In this case, however, we have the added complication that since this distribution is not symmetric, its mean, median and mode do not coincide. In fact, the population mode is the minimum value (which is 1 here), corresponding to the solid line at the bottom of the plot. The narrow range of the boxplot values around this correct value suggest that the modeest package is reliably estimating this mode value, but as I noted in my last post, this characterization is not useful here because it tells us nothing about the rate at which the density decays. The theoretical median value can also be calculated easily for this distribution, and here it is approximately equal to 1.587, corresponding to the dashed horizontal line in the plot. As with the mode, it is clear from the boxplot that the median estimated from the data is in generally excellent agreement with this value. Finally, the mean value for this particular distribution is 3, corresponding to the dotted horizontal line in the plot. Since this line lies fairly close to the upper quartile of the computed means (i.e., the top of the “box” in the boxplot), it follows that the estimated mean falls below the correct value almost 75% of the time, but it is also clear that when the mean is overestimated, the extent of this overestimation can be very large. Motivated in part by the fact that the mean doesn’t always exist for the Pareto distribution, Johnson, Kotz and Balakrishnan note in their chapter on these distributions that alternative location measures have been considered, including both the geometric and harmonic means. I will examine these ideas further in a future post.

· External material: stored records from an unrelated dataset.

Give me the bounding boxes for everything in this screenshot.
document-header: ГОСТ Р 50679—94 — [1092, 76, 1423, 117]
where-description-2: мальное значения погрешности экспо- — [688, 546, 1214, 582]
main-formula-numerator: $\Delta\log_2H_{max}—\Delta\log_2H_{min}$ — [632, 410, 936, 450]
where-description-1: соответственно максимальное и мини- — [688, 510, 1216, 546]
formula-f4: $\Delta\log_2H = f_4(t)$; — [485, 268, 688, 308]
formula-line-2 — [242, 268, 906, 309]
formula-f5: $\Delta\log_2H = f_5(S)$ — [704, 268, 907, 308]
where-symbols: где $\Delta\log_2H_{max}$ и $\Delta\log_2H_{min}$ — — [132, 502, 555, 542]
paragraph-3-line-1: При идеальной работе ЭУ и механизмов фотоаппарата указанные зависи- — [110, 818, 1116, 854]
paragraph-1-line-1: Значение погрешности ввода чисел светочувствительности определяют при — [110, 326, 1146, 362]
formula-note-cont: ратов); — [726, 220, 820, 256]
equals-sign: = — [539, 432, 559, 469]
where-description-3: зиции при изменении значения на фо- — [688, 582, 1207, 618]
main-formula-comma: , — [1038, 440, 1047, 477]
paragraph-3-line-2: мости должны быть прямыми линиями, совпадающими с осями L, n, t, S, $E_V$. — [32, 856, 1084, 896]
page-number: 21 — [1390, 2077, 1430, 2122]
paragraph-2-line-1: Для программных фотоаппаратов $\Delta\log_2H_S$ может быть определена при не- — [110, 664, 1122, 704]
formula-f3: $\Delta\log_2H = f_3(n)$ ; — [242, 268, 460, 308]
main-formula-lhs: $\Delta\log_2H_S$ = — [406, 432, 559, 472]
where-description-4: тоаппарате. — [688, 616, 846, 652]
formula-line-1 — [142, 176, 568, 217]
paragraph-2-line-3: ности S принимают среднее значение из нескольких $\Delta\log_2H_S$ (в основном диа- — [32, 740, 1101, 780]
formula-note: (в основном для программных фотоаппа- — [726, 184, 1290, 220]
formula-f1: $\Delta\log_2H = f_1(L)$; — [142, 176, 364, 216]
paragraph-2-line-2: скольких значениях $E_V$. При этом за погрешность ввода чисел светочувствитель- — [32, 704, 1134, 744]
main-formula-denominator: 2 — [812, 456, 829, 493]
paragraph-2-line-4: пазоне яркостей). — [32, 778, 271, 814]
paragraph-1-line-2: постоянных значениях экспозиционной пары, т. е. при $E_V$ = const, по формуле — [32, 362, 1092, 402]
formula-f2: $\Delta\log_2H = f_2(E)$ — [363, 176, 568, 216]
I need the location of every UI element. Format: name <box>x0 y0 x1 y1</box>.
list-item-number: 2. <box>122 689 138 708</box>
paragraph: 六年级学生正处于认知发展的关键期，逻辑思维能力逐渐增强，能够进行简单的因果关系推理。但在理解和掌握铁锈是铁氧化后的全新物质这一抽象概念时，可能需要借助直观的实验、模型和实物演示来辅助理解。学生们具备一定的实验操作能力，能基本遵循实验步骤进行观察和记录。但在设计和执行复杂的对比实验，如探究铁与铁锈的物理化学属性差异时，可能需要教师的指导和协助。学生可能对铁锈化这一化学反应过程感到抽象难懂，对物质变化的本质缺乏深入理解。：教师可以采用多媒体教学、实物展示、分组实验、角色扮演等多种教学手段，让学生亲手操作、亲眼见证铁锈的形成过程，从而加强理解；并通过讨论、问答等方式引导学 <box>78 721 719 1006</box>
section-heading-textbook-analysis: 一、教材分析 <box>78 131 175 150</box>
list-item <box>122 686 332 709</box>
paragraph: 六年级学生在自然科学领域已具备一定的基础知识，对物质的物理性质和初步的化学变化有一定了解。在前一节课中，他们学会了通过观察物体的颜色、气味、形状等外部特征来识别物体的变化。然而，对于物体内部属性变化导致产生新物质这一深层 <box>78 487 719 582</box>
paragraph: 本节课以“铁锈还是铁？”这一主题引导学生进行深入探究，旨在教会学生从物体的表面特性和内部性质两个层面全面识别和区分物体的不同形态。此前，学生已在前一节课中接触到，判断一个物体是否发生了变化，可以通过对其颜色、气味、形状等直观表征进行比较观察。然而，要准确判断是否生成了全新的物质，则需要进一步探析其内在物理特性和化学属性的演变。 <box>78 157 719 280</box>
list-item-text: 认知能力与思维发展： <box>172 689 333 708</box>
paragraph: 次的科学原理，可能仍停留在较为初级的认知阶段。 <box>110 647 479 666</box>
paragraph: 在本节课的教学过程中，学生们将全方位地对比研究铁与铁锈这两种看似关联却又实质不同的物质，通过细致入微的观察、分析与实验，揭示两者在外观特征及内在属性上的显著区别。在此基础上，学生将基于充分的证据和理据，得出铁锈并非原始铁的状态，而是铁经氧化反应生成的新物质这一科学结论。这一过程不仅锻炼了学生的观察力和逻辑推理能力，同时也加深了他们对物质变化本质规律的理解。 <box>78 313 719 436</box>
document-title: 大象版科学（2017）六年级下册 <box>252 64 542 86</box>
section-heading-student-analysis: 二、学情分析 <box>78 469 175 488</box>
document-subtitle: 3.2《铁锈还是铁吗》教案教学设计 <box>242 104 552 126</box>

Finally, klr mentioned my post on useless averages in his blog TimelyPortfolio, where he discusses alternatives to the moving average in characterizing financial time-series. For the case he considers, klr compares a 10-month moving average, the corresponding moving median, and a number of the corresponding mode estimators from the modeest package. This is a very interesting avenue of exploration for me since it is closely related to the median filter and other nonlinear digital filters that can be very useful in cleaning noisy time-series data. I discuss a number of these ideas – including moving-window extensions of other data characterizations like skewness and kurtosis – in my book Mining Imperfect Data: Dealing with Contamination and Incomplete Records.

Again, thanks to all of you for your comments. You have given me much to think about and investigate further, which is one of the joys of doing this blog.